Sie haben sich an mich gewandt, weil Sie Fragen zur Grunderwerbssteuer nach Rückabwicklung eines Immobilienkaufes haben.
Die einschlägige Norm hierzu findet sich in § 16 GrEStG.

Mit der Verwirklichung der Erwerbstatbestände entsteht die Grunderwerbsteuer (zu den Ausnahmen siehe § 14 GrEStG), ohne dass spätere Änderungen Einfluss auf die Grunderwerbsteuer haben, sofern der Rechtsvorgang nicht mit Wirkung für die Vergangenheit beseitigt wird (z.B. durch Anfechtung, vgl. § 142 BGB). § 16 beseitigt – als materielle Korrekturvorschrift – Härten, die durch nachträglich eintretende Änderungen entstehen können.
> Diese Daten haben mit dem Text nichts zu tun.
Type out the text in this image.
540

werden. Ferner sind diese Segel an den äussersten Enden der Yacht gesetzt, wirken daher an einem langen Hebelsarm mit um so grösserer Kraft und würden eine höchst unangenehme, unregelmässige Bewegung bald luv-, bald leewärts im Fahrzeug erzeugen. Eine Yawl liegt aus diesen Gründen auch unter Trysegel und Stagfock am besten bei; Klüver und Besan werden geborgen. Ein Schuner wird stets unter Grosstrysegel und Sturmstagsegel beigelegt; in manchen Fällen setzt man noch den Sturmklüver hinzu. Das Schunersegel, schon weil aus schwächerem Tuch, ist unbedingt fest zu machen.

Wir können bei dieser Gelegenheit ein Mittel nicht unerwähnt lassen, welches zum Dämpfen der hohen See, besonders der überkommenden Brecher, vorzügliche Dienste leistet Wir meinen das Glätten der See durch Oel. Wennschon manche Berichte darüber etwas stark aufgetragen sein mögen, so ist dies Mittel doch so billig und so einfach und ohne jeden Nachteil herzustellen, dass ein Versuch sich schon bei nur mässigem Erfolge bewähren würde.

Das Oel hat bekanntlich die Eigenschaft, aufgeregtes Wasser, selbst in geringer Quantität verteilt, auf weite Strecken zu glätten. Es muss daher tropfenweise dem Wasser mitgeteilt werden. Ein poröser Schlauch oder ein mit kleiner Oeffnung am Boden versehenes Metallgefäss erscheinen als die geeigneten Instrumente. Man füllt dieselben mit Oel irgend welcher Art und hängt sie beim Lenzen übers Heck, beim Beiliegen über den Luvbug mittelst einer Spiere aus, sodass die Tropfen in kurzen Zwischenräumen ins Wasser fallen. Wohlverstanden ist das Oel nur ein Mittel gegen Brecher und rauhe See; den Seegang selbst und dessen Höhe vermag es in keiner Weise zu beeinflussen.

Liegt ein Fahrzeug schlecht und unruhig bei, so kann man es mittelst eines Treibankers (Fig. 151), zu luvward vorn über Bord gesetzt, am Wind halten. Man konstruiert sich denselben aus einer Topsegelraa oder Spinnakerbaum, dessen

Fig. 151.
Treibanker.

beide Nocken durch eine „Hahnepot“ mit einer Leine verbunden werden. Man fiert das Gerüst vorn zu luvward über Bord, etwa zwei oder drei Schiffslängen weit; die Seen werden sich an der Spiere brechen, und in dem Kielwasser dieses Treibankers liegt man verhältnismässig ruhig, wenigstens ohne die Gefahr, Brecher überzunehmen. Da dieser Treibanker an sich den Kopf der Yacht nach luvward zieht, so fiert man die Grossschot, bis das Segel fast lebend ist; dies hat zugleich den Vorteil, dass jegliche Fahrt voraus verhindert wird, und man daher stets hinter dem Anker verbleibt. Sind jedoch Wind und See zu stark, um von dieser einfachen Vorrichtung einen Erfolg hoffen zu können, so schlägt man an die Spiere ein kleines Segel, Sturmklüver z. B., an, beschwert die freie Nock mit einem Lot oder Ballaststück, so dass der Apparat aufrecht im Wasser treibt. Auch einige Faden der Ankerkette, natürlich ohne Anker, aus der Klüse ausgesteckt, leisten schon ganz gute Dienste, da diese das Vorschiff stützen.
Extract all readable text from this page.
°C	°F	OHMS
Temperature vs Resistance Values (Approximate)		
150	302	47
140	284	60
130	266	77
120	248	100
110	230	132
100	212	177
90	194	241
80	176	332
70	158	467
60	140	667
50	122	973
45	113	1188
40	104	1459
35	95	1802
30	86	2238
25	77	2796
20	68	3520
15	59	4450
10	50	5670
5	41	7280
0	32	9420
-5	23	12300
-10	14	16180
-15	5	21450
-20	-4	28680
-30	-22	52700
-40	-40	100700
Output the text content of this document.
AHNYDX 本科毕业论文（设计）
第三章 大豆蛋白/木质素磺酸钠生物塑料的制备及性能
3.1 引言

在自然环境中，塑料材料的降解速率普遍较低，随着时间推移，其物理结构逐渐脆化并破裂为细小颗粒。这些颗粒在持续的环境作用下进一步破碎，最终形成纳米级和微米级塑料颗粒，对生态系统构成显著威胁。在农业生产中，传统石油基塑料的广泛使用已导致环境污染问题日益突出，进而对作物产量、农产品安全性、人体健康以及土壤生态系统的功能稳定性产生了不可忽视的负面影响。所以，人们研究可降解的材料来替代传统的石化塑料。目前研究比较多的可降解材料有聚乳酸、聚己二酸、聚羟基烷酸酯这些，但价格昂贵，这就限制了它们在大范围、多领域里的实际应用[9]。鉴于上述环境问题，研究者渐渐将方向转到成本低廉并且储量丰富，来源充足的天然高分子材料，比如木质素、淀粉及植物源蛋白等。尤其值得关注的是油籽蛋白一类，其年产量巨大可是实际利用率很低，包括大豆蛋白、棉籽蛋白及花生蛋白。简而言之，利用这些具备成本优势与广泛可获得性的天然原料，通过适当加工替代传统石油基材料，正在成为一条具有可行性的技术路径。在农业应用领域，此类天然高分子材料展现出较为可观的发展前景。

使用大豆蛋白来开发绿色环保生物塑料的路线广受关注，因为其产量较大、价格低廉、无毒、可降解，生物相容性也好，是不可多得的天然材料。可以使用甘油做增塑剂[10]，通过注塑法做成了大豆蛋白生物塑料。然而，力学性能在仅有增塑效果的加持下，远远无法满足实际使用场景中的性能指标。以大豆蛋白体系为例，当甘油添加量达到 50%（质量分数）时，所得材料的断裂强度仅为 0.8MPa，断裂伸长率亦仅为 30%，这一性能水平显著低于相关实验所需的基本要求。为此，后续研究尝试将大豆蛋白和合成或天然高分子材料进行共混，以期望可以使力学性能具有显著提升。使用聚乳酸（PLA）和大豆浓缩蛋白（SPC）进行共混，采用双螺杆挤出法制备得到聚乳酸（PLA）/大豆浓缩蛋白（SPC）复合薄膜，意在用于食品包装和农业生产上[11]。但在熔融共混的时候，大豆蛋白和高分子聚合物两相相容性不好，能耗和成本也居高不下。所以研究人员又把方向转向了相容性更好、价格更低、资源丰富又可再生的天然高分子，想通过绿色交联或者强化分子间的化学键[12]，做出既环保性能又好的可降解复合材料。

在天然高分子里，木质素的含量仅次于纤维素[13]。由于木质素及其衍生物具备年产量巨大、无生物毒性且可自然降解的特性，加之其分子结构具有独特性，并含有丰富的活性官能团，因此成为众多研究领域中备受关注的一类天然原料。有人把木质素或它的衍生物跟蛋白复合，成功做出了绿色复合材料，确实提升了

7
Daraus folgt, dass die Grunderwerbsteuer unter den Voraussetzungen des § 16 entweder nicht oder niedriger festgesetzt wird oder aber eine bereits erfolgte Steuerfestsetzung aufgehoben oder geändert wird. Hierbei spielt es keine Rolle, ob eine Steuerfestsetzung bereits Bestandskraft erlangt hat (siehe § 16 Abs. 4 GrEStG). Daher ist die Rückgängigmachung auch ggf. im Rechtsbehelfsverfahren gegen die ursprüngliche Steuerfestsetzung zu berücksichtigen.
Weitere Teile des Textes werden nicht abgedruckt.